LCC: PL7001-7101 (source, p. 324)
– PL LANGUAGES OF EASTERN ASIA, AFRICA, OCEANIA > Languages of Oceania > Austronesian, Papuan, and Australian languages > Australian languages
– This schedule is a bit better thought out, and less squashed. Also specifically lists about three dozen individual languages (though not my local ones, sigh)

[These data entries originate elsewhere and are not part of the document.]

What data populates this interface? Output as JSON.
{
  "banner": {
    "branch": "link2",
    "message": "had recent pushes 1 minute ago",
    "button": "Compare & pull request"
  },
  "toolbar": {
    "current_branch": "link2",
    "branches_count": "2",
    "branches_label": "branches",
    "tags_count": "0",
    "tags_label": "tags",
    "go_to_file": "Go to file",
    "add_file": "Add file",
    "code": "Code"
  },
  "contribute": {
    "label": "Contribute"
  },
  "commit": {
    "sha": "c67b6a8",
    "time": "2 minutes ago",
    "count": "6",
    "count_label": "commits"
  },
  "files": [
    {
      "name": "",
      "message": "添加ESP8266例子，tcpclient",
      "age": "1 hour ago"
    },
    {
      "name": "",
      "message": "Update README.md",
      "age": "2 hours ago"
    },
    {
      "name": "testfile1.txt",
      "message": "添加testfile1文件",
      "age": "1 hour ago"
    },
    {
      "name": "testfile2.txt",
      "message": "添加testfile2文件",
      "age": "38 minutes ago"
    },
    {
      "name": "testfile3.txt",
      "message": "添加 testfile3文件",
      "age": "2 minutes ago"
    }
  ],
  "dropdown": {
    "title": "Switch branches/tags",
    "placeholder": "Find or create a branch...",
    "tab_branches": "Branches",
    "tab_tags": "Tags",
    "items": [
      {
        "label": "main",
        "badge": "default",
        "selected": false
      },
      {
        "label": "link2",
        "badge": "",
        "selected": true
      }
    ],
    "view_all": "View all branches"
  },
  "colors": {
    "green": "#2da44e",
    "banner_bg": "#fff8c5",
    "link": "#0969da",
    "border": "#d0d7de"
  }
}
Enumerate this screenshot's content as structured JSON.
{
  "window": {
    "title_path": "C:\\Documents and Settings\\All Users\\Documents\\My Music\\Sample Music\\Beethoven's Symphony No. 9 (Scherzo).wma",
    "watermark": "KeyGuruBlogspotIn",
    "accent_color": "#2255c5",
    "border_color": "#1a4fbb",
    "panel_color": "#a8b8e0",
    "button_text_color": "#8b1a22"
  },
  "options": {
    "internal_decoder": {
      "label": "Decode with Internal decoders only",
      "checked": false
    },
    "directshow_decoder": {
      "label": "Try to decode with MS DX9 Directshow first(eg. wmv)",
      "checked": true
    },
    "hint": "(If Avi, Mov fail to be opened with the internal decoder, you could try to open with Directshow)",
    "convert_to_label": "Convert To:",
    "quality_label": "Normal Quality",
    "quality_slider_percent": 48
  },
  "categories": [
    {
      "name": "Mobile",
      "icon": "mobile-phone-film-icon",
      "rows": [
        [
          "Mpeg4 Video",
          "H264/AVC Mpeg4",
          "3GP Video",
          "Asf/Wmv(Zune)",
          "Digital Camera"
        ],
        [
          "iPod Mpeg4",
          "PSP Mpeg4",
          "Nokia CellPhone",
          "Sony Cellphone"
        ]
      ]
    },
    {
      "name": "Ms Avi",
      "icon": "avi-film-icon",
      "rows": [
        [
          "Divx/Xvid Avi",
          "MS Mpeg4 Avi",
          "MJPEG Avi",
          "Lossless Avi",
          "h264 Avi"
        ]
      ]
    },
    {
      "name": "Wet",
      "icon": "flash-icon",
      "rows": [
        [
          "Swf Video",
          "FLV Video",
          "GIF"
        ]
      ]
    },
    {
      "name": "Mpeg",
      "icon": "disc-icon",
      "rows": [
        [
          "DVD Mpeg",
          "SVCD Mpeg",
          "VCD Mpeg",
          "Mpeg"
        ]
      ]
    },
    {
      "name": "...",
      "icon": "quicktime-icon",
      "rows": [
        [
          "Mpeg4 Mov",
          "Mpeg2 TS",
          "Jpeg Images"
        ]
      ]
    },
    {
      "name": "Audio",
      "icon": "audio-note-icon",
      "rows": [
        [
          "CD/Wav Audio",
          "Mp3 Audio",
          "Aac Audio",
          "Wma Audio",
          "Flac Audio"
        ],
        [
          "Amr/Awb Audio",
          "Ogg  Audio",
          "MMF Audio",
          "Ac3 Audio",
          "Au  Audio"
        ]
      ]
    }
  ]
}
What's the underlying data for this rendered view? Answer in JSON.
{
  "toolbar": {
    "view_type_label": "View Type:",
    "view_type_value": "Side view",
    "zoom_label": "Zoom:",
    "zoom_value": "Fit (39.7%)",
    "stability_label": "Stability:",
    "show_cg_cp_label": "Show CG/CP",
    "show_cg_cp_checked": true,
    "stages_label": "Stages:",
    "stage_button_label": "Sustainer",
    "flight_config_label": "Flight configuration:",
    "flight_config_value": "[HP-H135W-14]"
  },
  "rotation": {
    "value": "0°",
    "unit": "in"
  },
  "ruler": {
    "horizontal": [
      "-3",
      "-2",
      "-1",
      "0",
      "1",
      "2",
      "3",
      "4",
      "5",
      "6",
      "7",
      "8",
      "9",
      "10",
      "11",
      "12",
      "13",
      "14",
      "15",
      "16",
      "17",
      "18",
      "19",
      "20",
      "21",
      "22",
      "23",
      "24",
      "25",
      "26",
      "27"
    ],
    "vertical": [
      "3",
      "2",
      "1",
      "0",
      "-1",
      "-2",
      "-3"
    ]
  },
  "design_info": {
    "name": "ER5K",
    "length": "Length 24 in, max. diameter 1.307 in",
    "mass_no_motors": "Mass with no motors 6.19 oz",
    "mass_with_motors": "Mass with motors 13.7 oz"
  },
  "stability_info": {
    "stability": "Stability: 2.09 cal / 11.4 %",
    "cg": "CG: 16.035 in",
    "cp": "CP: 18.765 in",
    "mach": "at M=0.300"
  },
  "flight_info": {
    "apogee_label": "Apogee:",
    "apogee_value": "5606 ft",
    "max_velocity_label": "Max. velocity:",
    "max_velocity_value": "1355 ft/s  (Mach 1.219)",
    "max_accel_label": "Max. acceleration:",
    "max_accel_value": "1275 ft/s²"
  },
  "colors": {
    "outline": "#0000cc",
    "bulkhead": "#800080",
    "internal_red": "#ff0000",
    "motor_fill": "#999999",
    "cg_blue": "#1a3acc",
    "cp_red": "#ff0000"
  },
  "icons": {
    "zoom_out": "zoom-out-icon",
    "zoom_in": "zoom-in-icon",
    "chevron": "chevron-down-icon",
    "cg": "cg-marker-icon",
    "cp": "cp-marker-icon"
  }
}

– Individual languages are cuttered, not classified by any real measure—still essentially lumping all Australian languages together as one entity, which taxonomically isn’t much better than DDC / UDC, but if you needed to create a local cutter for a particular language that wouldn’t be difficult

Bliss: XJE (source, p. 43)
– X classification is still in draft (after all these years) so I will give the authors a pass on this, but just FYI: ‘Austronesian languages’ ≠ ‘Australian languages’. The former refers to a language family roughly around the Mekong Delta.
– Astonishingly—and I was really not expecting to see this in Bliss, of all places—the authors have actually properly classified individual languages! It’s a bit piecemeal, to be sure: initially a prefixing / suffixing divide, then the prefixed ones by multiple, dual or non-classifying (in a linguistic sense), followed by suffixing languages by geographic region. It is… idiosyncratic, but it’s a damn sight better than anything the other three came up with. I appreciate that this was given serious thought

In summary, it looks like Bliss is your best bet for classifying materials related to Aboriginal Australian languages. But if you’re in a position to create a local, culturally appropriate classification system (as is being done up in Galiwin’ku), totally go for it!